Preparing for Promotion chevron_right
- Discuss your intent to apply for promotion with your supervisor
- Check that you’re eligible to apply for promotion. - If you don’t have the required qualification for the academic level you are seeking, you will require written advice from the University’s Qualification Equivalence Panel that your qualifications, skills, and experience are commensurate (Academic Promotion Procedure, Clause 24).
- Familiarise yourself with the academic standards underpinning promotion found in the Academic Staff Qualifications and Expectations Procedure, further information on the qualification equivalence assessment
- Contact Peer Review Team to discuss and arrange a summative teaching peer review by 28 February, more information can be found on the web site Peer Review for Promotion.
- Review and update Research outputs in CRO (reference period 2017 to 2021) by Friday, 7 May.
- Contacting the library to discuss the preparation of a Library Research Metrics report
- Completing and submitting your Subject Experience Survey Report request no later than 30 April.
- Gathering evidence of achievement and impact to support your case for promotion
- Start thinking about suitable Evaluators for your application - clauses (32 - 40) in the Academic Staff Promotion Procedure,
Considering an application for Academic Promotion in 2023? chevron_right
If you are considering applying for academic promotion in 2023 then it’s time to start your preparation. Getting some of the administrative tasks underway and doing some early thinking means you have more time later to dedicate to crafting your application.

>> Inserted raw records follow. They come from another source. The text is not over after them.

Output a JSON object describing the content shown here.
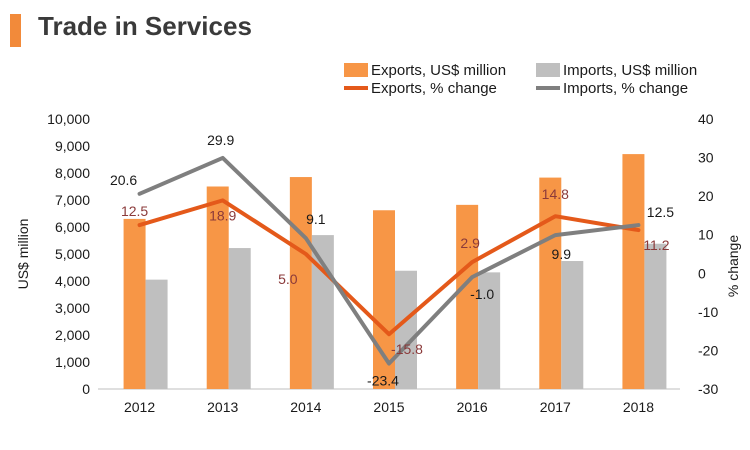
{
  "header": {
    "title": "Trade in Services"
  },
  "chart_data": {
    "type": "bar+line",
    "categories": [
      "2012",
      "2013",
      "2014",
      "2015",
      "2016",
      "2017",
      "2018"
    ],
    "bar_series": [
      {
        "name": "Exports, US$ million",
        "color": "#f79646",
        "values": [
          6300,
          7500,
          7850,
          6620,
          6820,
          7830,
          8700
        ]
      },
      {
        "name": "Imports, US$ million",
        "color": "#bfbfbf",
        "values": [
          4050,
          5220,
          5700,
          4380,
          4320,
          4740,
          5380
        ]
      }
    ],
    "line_series": [
      {
        "name": "Exports, % change",
        "color": "#e4591a",
        "values": [
          12.5,
          18.9,
          5.0,
          -15.8,
          2.9,
          14.8,
          11.2
        ],
        "labels": [
          "12.5",
          "18.9",
          "5.0",
          "-15.8",
          "2.9",
          "14.8",
          "11.2"
        ],
        "label_color": "#8b3a3a"
      },
      {
        "name": "Imports, % change",
        "color": "#7f7f7f",
        "values": [
          20.6,
          29.9,
          9.1,
          -23.4,
          -1.0,
          9.9,
          12.5
        ],
        "labels": [
          "20.6",
          "29.9",
          "9.1",
          "-23.4",
          "-1.0",
          "9.9",
          "12.5"
        ],
        "label_color": "#1a1a1a"
      }
    ],
    "left_axis": {
      "label": "US$ million",
      "min": 0,
      "max": 10000,
      "ticks": [
        "0",
        "1,000",
        "2,000",
        "3,000",
        "4,000",
        "5,000",
        "6,000",
        "7,000",
        "8,000",
        "9,000",
        "10,000"
      ]
    },
    "right_axis": {
      "label": "% change",
      "min": -30,
      "max": 40,
      "ticks": [
        "-30",
        "-20",
        "-10",
        "0",
        "10",
        "20",
        "30",
        "40"
      ]
    },
    "legend_position": "top-right",
    "grid": false
  }
}
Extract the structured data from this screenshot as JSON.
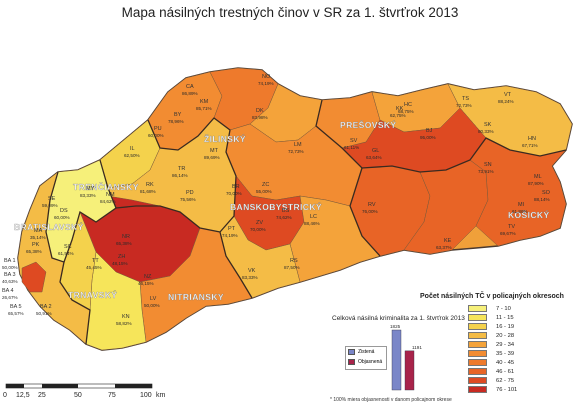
{
  "title": "Mapa násilných trestných činov v SR za 1. štvrťrok 2013",
  "regions": [
    {
      "name": "BRATISLAVSKÝ",
      "color": "#f4c440"
    },
    {
      "name": "TRNAVSKÝ",
      "color": "#f6d04c"
    },
    {
      "name": "TRENČIANSKY",
      "color": "#f5c44a"
    },
    {
      "name": "NITRIANSKY",
      "color": "#f08a2a"
    },
    {
      "name": "ŽILINSKÝ",
      "color": "#f07a28"
    },
    {
      "name": "BANSKOBYSTRICKÝ",
      "color": "#f27d2a"
    },
    {
      "name": "PREŠOVSKÝ",
      "color": "#f48c30"
    },
    {
      "name": "KOŠICKÝ",
      "color": "#e45a26"
    }
  ],
  "districts": [
    {
      "code": "CA",
      "value": "86,89%"
    },
    {
      "code": "NO",
      "value": "74,19%"
    },
    {
      "code": "KM",
      "value": "85,71%"
    },
    {
      "code": "DK",
      "value": "83,98%"
    },
    {
      "code": "BY",
      "value": "78,96%"
    },
    {
      "code": "KK",
      "value": "62,75%"
    },
    {
      "code": "TS",
      "value": "72,73%"
    },
    {
      "code": "LM",
      "value": "72,73%"
    },
    {
      "code": "PU",
      "value": "60,00%"
    },
    {
      "code": "IL",
      "value": "62,50%"
    },
    {
      "code": "MT",
      "value": "89,69%"
    },
    {
      "code": "TR",
      "value": "86,14%"
    },
    {
      "code": "SK",
      "value": "80,33%"
    },
    {
      "code": "BJ",
      "value": "95,00%"
    },
    {
      "code": "SV",
      "value": "61,11%"
    },
    {
      "code": "HN",
      "value": "67,71%"
    },
    {
      "code": "ML",
      "value": "87,90%"
    },
    {
      "code": "KE",
      "value": "63,37%"
    },
    {
      "code": "SE",
      "value": "59,09%"
    },
    {
      "code": "MY",
      "value": "83,33%"
    },
    {
      "code": "NM",
      "value": "84,62%"
    },
    {
      "code": "RK",
      "value": "81,68%"
    },
    {
      "code": "PD",
      "value": "75,56%"
    },
    {
      "code": "ZC",
      "value": "55,00%"
    },
    {
      "code": "BR",
      "value": "70,00%"
    },
    {
      "code": "NZ",
      "value": "46,15%"
    },
    {
      "code": "KN",
      "value": "58,82%"
    },
    {
      "code": "LC",
      "value": "88,46%"
    },
    {
      "code": "VK",
      "value": "83,33%"
    },
    {
      "code": "PT",
      "value": "74,19%"
    },
    {
      "code": "DS",
      "value": "60,00%"
    },
    {
      "code": "PK",
      "value": "65,38%"
    },
    {
      "code": "SC",
      "value": "61,54%"
    },
    {
      "code": "BA 1",
      "value": "50,00%"
    },
    {
      "code": "BA 3",
      "value": "40,63%"
    },
    {
      "code": "BA 4",
      "value": "26,67%"
    },
    {
      "code": "BA 5",
      "value": "65,57%"
    },
    {
      "code": "BA 2",
      "value": "50,91%"
    },
    {
      "code": "MA",
      "value": "35,14%"
    },
    {
      "code": "TT",
      "value": "45,45%"
    },
    {
      "code": "HC",
      "value": "68,75%"
    },
    {
      "code": "SO",
      "value": "88,14%"
    },
    {
      "code": "GL",
      "value": "63,64%"
    },
    {
      "code": "TV",
      "value": "69,67%"
    },
    {
      "code": "MI",
      "value": "61,86%"
    },
    {
      "code": "SN",
      "value": "73,91%"
    },
    {
      "code": "RV",
      "value": "76,00%"
    },
    {
      "code": "VT",
      "value": "88,24%"
    },
    {
      "code": "ZV",
      "value": "70,00%"
    },
    {
      "code": "BS",
      "value": "74,62%"
    },
    {
      "code": "ZH",
      "value": "48,15%"
    },
    {
      "code": "RS",
      "value": "87,50%"
    },
    {
      "code": "LV",
      "value": "50,00%"
    },
    {
      "code": "NR",
      "value": "65,38%"
    }
  ],
  "legend": {
    "title": "Počet násilných TČ v policajných okresoch",
    "items": [
      {
        "label": "7 - 10",
        "color": "#f6f07a"
      },
      {
        "label": "11 - 15",
        "color": "#f6e55a"
      },
      {
        "label": "16 - 19",
        "color": "#f4d24c"
      },
      {
        "label": "20 - 28",
        "color": "#f4bc46"
      },
      {
        "label": "29 - 34",
        "color": "#f4a33a"
      },
      {
        "label": "35 - 39",
        "color": "#f28c32"
      },
      {
        "label": "40 - 45",
        "color": "#ee7a2c"
      },
      {
        "label": "46 - 61",
        "color": "#e86426"
      },
      {
        "label": "62 - 75",
        "color": "#de4a22"
      },
      {
        "label": "76 - 101",
        "color": "#c82a22"
      }
    ]
  },
  "crime_chart": {
    "title": "Celková násilná kriminalita za 1. štvrťrok 2013",
    "items": [
      {
        "label": "Zistená",
        "value": 1825,
        "value_label": "1825",
        "color": "#7a86c8"
      },
      {
        "label": "Objasnená",
        "value": 1191,
        "value_label": "1191",
        "color": "#a8234a"
      }
    ]
  },
  "footnote": "* 100%   miera objasnenosti v danom policajnom okrese",
  "scale": {
    "labels": [
      "0",
      "12,5",
      "25",
      "50",
      "75",
      "100"
    ],
    "unit": "km"
  }
}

If you are considering applying for academic promotion in 2023 then gathering your evidence can start now – preparing a portfolio allows you to collect evidence and material well ahead.

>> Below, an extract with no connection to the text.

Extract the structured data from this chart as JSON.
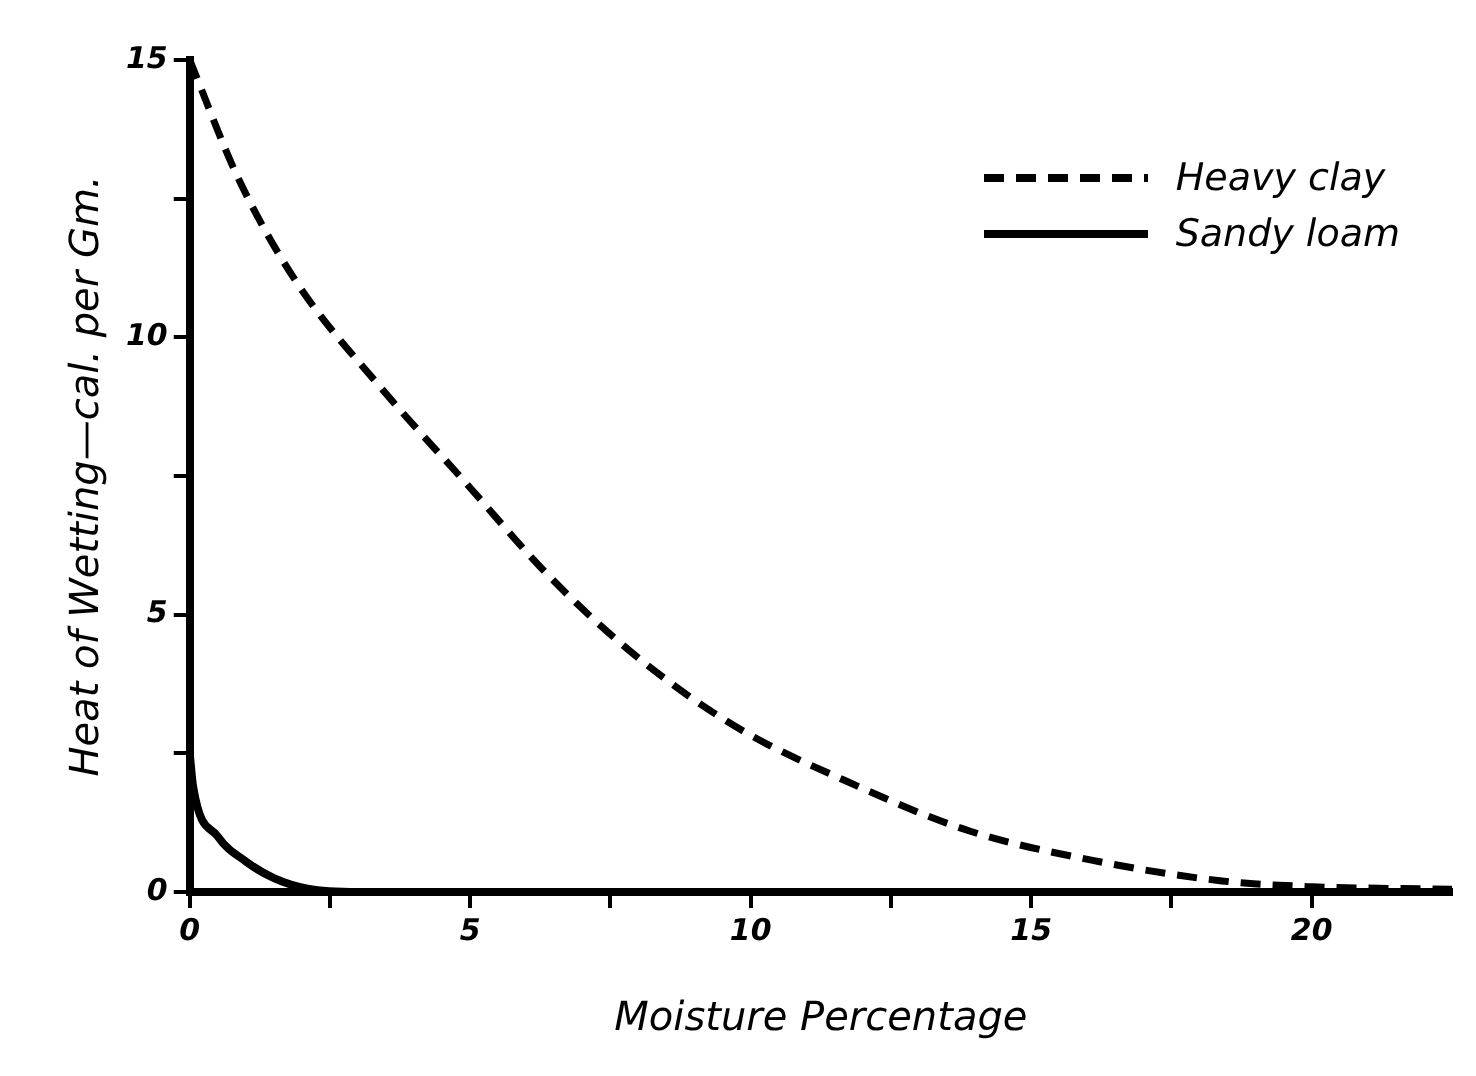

Start documenting your academic achievements, the impact of these achievements and how your work has influenced others. You will need to provide evidence to substantiate your claims. Reflect on the academic activity areas that will frame your case for promotion and consider where your achievements would best fit.
If you engage in teaching, your academic achievements can include evidence of successful teaching, leadership within your school or context, scholarly activity to improve your teaching, collegial work in designing and developing learning materials or contributions to professional learning in your school, or more widely.